The 2019 Oscars are just three weeks away and this year the oft-overlooked animated feature category looks set for a potential upset. Thanks to an investigation by the Hollywood Reporter back in 2015, it was revealed that many Academy voters barely bother to watch the animated contenders and plump for the latest Disney or Pixar release. But this year the field is open – Disney are in the running with Incredibles 2 and Ralph Breaks the Internet, but there’s also the painstaking Wes Anderson film Isle of Dogs, emotional anime Mirai and the surprisingly innovative Spider-Man: Into the Spider-Verse that has been steamrolling the awards circuit.
We reached out to find out which movies the industry is backing…
Juan Pablo Zaramella
Director at Nerd
Isle of Dogs
It’s the film that means a real challenge and risk in today's panorama of animation features. Although I loved Spider-Verse as a fresh vision of the superhero world, Isle of Dogs also breaks the limits of the industry by having an extreme personal vision and cinema language. But beyond the typical real textures and anagogic feeling of stop motion, this movie is a kind of moving painting with every single frame. It expands the limits of perception with outstanding use of minimalist sound and music (that includes the Kurosawa references), introducing the audiences in a completely new universe.
The camera language is a kind of Rubik’s Cube, limiting the possibilities of movements to certain axes and turns, but giving at the same time a perfect perception of an original but simple story. This simplicity is the key to allow the perfect balance between form and content in the film.
Head of development of original content at Nexus
Spider-Man: Into the Spider-Verse
Spider-Verse has my most effusive vote. I’ve really enjoyed all the other nominated films (massive Pixar and Wes Anderson fan here) and I’m excited by the mix of voices and animation techniques that are being commended this year.
Despite these high standards, Spider-Verse leaps above them all as the total game changer for feature animation that it is. Sony’s film is so gutsy, bursting with bravado and wit. Its striking and irreverent visual language (a tremendous challenge for an animated production of this calibre) is an absolute feast for our human senses. It equates to diving into an immersive comic book for a thrilling two hours.

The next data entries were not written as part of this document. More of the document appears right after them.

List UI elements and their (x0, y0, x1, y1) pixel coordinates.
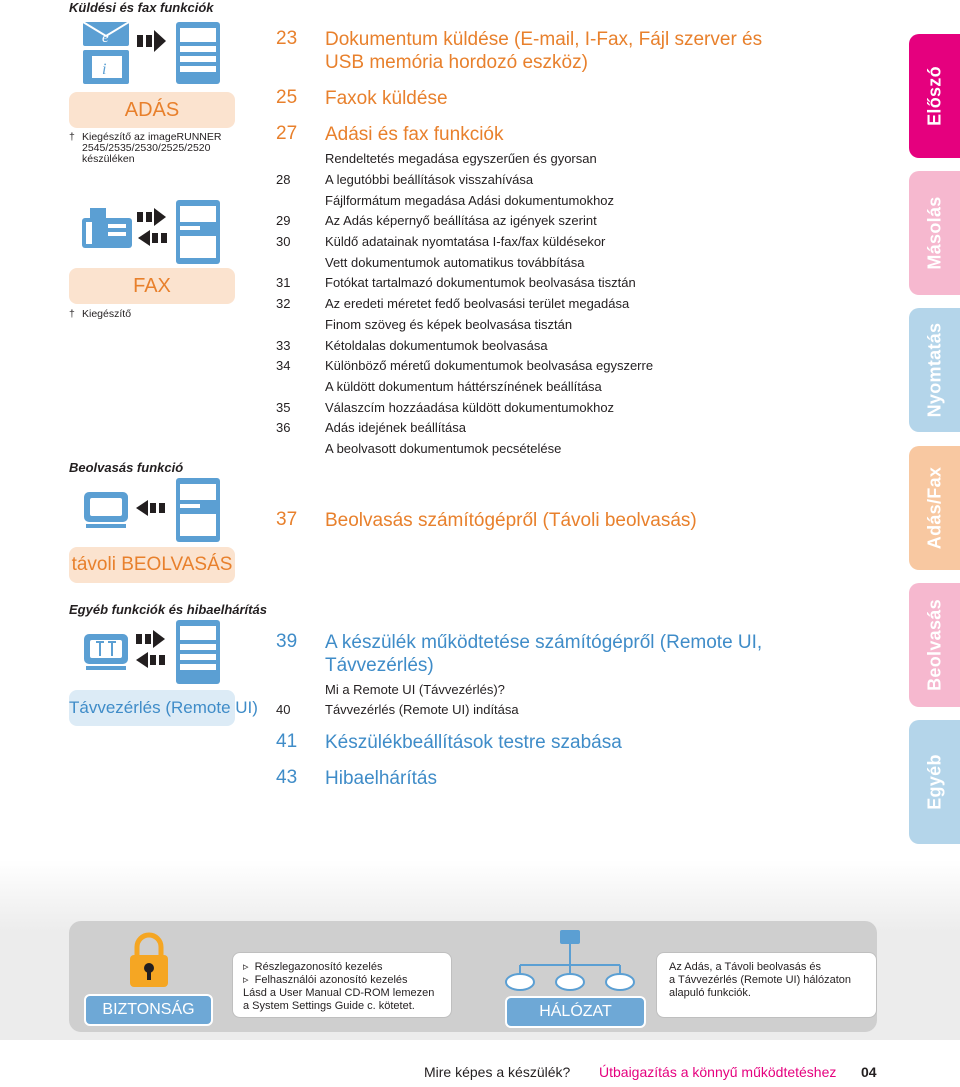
toc-heading-send-fax-functions[interactable]: Adási és fax funkciók (325, 124, 504, 145)
security-info-box: ▹ Részlegazonosító kezelés ▹ Felhasználói azonosító kezelés Lásd a User Manual CD-ROM lemezen a System Settings Guide c. kötetet. (232, 952, 452, 1018)
tab-copy[interactable]: Másolás (909, 171, 960, 295)
arrows-bidirectional-icon (137, 208, 167, 246)
toc-item[interactable]: Küldő adatainak nyomtatása I-fax/fax küldésekor (325, 234, 606, 249)
page-number: 04 (861, 1064, 877, 1080)
section-title-scan: Beolvasás funkció (69, 460, 184, 475)
tab-other[interactable]: Egyéb (909, 720, 960, 844)
toc-item-num[interactable]: 35 (276, 400, 291, 415)
tab-scan[interactable]: Beolvasás (909, 583, 960, 707)
toc-heading-remote-scan[interactable]: Beolvasás számítógépről (Távoli beolvasás) (325, 510, 697, 531)
toc-heading-num[interactable]: 43 (276, 767, 298, 788)
list-item: ▹ Részlegazonosító kezelés (243, 961, 383, 973)
list-item: ▹ Felhasználói azonosító kezelés (243, 974, 408, 986)
toc-item[interactable]: Távvezérlés (Remote UI) indítása (325, 702, 519, 717)
svg-text:i: i (102, 61, 107, 78)
toc-heading-troubleshooting[interactable]: Hibaelhárítás (325, 768, 437, 789)
toc-heading-remote-ui[interactable]: A készülék működtetése számítógépről (Remote UI, Távvezérlés) (325, 632, 763, 676)
toc-item[interactable]: Finom szöveg és képek beolvasása tisztán (325, 317, 573, 332)
toc-heading-num[interactable]: 37 (276, 509, 298, 530)
arrows-right-icon (137, 30, 166, 52)
toc-item[interactable]: A küldött dokumentum háttérszínének beállítása (325, 379, 602, 394)
toc-item-num[interactable]: 34 (276, 358, 291, 373)
network-info-box: Az Adás, a Távoli beolvasás és a Távvezérlés (Remote UI) hálózaton alapuló funkciók. (656, 952, 877, 1018)
tools-computer-icon (84, 634, 128, 670)
remote-ui-pill: Távvezérlés (Remote UI) (69, 690, 235, 726)
remote-scan-pill: távoli BEOLVASÁS (69, 547, 235, 583)
multifunction-printer-icon (176, 22, 220, 84)
toc-item[interactable]: Adás idejének beállítása (325, 420, 466, 435)
computer-icon (84, 492, 128, 528)
section-title-other: Egyéb funkciók és hibaelhárítás (69, 602, 267, 617)
printer-icon (176, 478, 220, 542)
send-pill: ADÁS (69, 92, 235, 128)
toc-heading-num[interactable]: 25 (276, 87, 298, 108)
fax-machine-icon (82, 208, 132, 248)
toc-item-num[interactable]: 32 (276, 296, 291, 311)
tab-send-fax[interactable]: Adás/Fax (909, 446, 960, 570)
info-icon (83, 50, 129, 84)
toc-item[interactable]: Az eredeti méretet fedő beolvasási terület megadása (325, 296, 630, 311)
toc-item-num[interactable]: 40 (276, 702, 291, 717)
toc-heading-num[interactable]: 23 (276, 28, 298, 49)
send-illustration (80, 20, 240, 90)
toc-heading-settings[interactable]: Készülékbeállítások testre szabása (325, 732, 622, 753)
toc-item[interactable]: A legutóbbi beállítások visszahívása (325, 172, 534, 187)
footer-section: Mire képes a készülék? (424, 1064, 571, 1080)
printer-icon (176, 200, 220, 264)
toc-item-num[interactable]: 36 (276, 420, 291, 435)
toc-item-num[interactable]: 28 (276, 172, 291, 187)
network-button[interactable]: HÁLÓZAT (505, 996, 646, 1028)
arrows-left-icon (136, 500, 165, 516)
toc-heading-num[interactable]: 41 (276, 731, 298, 752)
toc-item-num[interactable]: 29 (276, 213, 291, 228)
multifunction-printer-icon (176, 620, 220, 684)
toc-heading-send-documents[interactable]: Dokumentum küldése (E-mail, I-Fax, Fájl szerver és USB memória hordozó eszköz) (325, 29, 763, 73)
footer-chapter: Útbaigazítás a könnyű működtetéshez (599, 1064, 837, 1080)
arrows-bidirectional-icon (136, 630, 165, 668)
toc-item[interactable]: Rendeltetés megadása egyszerűen és gyorsan (325, 151, 597, 166)
toc-item[interactable]: A beolvasott dokumentumok pecsételése (325, 441, 562, 456)
network-icon (500, 930, 640, 996)
email-icon (83, 22, 129, 46)
toc-item-num[interactable]: 31 (276, 275, 291, 290)
scan-illustration (84, 478, 234, 542)
lock-icon (128, 931, 170, 989)
section-title-send-fax: Küldési és fax funkciók (69, 0, 214, 15)
svg-text:e: e (102, 30, 109, 46)
tab-foreword[interactable]: Előszó (909, 34, 960, 158)
toc-item-num[interactable]: 33 (276, 338, 291, 353)
toc-item[interactable]: Kétoldalas dokumentumok beolvasása (325, 338, 548, 353)
fax-pill: FAX (69, 268, 235, 304)
toc-item[interactable]: Fotókat tartalmazó dokumentumok beolvasása tisztán (325, 275, 636, 290)
toc-item[interactable]: Mi a Remote UI (Távvezérlés)? (325, 682, 505, 697)
security-button[interactable]: BIZTONSÁG (84, 994, 213, 1026)
fax-illustration (80, 200, 240, 266)
toc-item[interactable]: Különböző méretű dokumentumok beolvasása egyszerre (325, 358, 654, 373)
toc-item[interactable]: Válaszcím hozzáadása küldött dokumentumokhoz (325, 400, 615, 415)
toc-item[interactable]: Az Adás képernyő beállítása az igények szerint (325, 213, 597, 228)
toc-heading-send-fax[interactable]: Faxok küldése (325, 88, 448, 109)
remote-ui-illustration (84, 620, 234, 684)
tab-print[interactable]: Nyomtatás (909, 308, 960, 432)
toc-item-num[interactable]: 30 (276, 234, 291, 249)
toc-heading-num[interactable]: 27 (276, 123, 298, 144)
toc-item[interactable]: Vett dokumentumok automatikus továbbítása (325, 255, 585, 270)
toc-heading-num[interactable]: 39 (276, 631, 298, 652)
toc-item[interactable]: Fájlformátum megadása Adási dokumentumokhoz (325, 193, 615, 208)
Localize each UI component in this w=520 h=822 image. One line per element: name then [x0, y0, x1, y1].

Most importantly of all, the film packs several punches in terms of its comedic timing, emotional core, and defiance of genre conventions. Its empowering character line up embraces diversity like countless other animated films should have done so light years ago. And you’d need to be made of stone if Miles Morales’ aspirational plight to prove himself doesn’t resonate or inspire you! Plus, who doesn’t want to see a Spider-Ham spin-off next?!
Spider-Verse is an incredible achievement on many levels, and the bar has been officially raised for all future animated Hollywood studio films.
CEO and creative director at SKILZ Studio
Spider-Man: Into the Spider-Verse
What impressed me in new Spider-Man?
This movie is definitely a celebration of modern design and style.
The film is not just high-quality animation - these are creative and out-of-the-box solutions, a very balanced and well-thought-out mix of styles. I would say this is a ‘Festival of Happiness’ for Motion Designers (like me). For example, look at a small detail like the use of halftone (the dot texture used to shade cartoons). This is not just a standard effect superimposed on the image. It is a pattern which is matched in size and style with the scale of each object in the frame. And it is only one of the many details.
Add to this a great plot that captures your attention from the first seconds and holds it to the end. There’s a good sense of humour. And of course, awesome music, which perfectly complements the visual part. This cartoon is an excellent symbiosis of modern trends in visual and digital art. The filmmakers understand very well what generation they are making this for. Perhaps this is not the most revolutionary film in the animation genre, but it is definitely a trend and will set a new direction and high level of quality. And for motion designers, it will also prove an inexhaustible source of references.